More recent pictures of Welsh make him seem far more calm than the cover of “Weezer.” Sure, there are a couple of pictures where he looks pretty intense, but it looks far more appropriate as an artist specializing in outsider art than it ever did as a bassist for Weezer.
Welsh also sent a mysterious tweet predicting his death on Sept. 26, saying he had a dream that he died in Chicago the next weekend. Afterward corrected to two weeks later, and that he should get his affairs in order. The timing is far too accurate to not be potential suicide, so Welsh probably wasn’t in his right mind.
I know it’s foolish to attribute this to Welsh, especially since Weezer’s creative output is held firmly in the hands of Rivers Cuomo, but after Welsh left the band, it seems like Weezer went a bit downhill.
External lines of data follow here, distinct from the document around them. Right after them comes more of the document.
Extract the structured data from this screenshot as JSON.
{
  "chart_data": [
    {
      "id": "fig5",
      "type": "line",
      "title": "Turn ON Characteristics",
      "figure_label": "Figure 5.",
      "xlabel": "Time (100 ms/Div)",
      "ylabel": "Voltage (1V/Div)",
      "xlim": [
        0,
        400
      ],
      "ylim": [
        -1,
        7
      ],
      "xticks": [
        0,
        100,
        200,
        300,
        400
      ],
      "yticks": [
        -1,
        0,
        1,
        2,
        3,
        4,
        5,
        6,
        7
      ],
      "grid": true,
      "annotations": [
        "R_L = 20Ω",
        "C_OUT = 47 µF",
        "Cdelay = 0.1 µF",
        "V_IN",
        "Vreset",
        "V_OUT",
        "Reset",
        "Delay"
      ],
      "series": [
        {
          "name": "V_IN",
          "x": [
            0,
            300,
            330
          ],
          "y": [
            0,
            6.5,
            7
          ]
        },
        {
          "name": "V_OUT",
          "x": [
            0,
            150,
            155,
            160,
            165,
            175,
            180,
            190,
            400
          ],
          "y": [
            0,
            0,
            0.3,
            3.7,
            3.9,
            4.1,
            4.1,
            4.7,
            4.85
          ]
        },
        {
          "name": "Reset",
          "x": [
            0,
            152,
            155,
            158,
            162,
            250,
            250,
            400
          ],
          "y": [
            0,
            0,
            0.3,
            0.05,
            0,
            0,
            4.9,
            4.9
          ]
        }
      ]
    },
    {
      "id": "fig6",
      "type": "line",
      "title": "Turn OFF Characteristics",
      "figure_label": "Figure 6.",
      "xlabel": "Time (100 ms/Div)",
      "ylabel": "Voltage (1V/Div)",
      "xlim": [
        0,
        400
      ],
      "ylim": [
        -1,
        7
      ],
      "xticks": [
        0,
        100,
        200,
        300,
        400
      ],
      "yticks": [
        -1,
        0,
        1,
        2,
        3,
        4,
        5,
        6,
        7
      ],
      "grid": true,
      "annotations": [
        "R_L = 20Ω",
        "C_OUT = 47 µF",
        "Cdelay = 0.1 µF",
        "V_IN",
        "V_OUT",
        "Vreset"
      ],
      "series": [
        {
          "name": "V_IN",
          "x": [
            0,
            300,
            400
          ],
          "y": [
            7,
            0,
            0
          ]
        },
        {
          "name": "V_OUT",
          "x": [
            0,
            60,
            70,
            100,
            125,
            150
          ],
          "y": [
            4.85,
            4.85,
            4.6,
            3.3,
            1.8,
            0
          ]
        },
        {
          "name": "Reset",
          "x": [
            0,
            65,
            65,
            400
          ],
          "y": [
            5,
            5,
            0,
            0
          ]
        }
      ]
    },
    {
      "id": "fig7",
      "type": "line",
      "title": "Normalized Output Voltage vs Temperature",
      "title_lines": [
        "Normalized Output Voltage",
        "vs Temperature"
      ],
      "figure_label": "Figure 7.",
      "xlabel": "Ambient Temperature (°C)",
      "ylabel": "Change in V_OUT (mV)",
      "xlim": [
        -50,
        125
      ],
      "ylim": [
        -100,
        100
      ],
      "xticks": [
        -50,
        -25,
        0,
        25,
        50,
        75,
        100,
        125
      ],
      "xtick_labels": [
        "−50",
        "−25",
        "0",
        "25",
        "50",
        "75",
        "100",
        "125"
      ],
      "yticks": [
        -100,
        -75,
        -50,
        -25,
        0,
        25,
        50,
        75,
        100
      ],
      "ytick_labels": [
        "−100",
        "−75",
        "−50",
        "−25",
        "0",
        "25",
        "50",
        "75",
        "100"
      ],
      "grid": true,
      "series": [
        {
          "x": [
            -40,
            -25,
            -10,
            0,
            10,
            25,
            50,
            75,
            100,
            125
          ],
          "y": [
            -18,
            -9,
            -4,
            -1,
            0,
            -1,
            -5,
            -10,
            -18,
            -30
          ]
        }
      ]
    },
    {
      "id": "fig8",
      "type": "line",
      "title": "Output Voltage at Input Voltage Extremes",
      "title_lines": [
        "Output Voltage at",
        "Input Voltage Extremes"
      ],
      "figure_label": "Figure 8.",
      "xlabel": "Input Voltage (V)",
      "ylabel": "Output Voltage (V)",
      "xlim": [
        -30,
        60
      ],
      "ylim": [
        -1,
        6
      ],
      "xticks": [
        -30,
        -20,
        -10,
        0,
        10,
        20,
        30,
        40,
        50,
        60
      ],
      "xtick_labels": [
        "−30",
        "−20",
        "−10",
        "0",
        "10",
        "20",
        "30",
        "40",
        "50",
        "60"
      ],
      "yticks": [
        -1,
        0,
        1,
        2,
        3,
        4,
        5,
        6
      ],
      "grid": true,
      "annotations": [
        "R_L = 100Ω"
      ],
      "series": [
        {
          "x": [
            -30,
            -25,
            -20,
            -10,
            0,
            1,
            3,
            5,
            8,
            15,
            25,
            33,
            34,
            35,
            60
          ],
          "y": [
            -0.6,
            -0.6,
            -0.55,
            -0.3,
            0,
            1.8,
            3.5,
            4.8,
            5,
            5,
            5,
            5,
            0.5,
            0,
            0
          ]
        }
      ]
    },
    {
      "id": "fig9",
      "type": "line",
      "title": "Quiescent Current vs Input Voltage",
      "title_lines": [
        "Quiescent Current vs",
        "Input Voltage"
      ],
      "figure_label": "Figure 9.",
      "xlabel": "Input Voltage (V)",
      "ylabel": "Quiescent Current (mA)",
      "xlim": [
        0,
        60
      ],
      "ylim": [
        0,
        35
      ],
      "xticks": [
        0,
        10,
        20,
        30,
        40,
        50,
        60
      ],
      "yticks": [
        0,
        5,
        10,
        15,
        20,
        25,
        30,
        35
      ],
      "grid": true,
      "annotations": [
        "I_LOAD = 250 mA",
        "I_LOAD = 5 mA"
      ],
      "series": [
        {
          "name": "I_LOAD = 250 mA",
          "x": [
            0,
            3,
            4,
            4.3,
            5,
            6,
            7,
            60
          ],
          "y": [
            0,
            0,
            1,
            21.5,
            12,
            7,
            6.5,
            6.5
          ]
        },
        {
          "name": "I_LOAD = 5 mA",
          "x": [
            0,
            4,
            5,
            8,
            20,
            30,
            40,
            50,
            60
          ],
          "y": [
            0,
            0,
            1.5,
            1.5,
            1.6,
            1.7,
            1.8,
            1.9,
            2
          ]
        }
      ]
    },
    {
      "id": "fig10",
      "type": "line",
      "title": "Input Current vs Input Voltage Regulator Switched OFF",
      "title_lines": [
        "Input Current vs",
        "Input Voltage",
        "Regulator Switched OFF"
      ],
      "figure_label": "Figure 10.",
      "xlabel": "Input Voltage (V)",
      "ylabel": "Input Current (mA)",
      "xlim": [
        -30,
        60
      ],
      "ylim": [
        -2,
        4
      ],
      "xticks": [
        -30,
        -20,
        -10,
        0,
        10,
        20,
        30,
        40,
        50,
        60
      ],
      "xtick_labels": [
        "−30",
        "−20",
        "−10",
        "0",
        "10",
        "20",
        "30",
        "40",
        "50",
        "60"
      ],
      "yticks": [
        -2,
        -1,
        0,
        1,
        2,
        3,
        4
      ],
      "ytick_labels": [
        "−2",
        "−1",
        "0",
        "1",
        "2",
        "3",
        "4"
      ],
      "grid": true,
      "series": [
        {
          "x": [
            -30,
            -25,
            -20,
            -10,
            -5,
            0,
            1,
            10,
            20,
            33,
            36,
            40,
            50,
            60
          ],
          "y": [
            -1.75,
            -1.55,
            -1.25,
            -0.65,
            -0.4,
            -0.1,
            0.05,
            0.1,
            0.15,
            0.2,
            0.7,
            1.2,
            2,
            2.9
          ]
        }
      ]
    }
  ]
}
A part of me knows that “Maladroit” is a better album technically, but “Weezer” (again, the green one) holds a part of my heart because it was the first Weezer album I owned.
I really wish I had found Welsh’s art before his death. It’s sadly a case of finding out too late. Outsider art usually doesn’t impact the art world all that much, but it would have been cool to follow Welsh’s career.
Mikey Welsh may not be missed by many people, but I’ll miss him. He was there when Weezer went in a radically new direction and devoted his life to art. For Weezer fans, he is an immortal part of their history, regardless of how you feel about Weezer before, after or during his short tenure as bassist.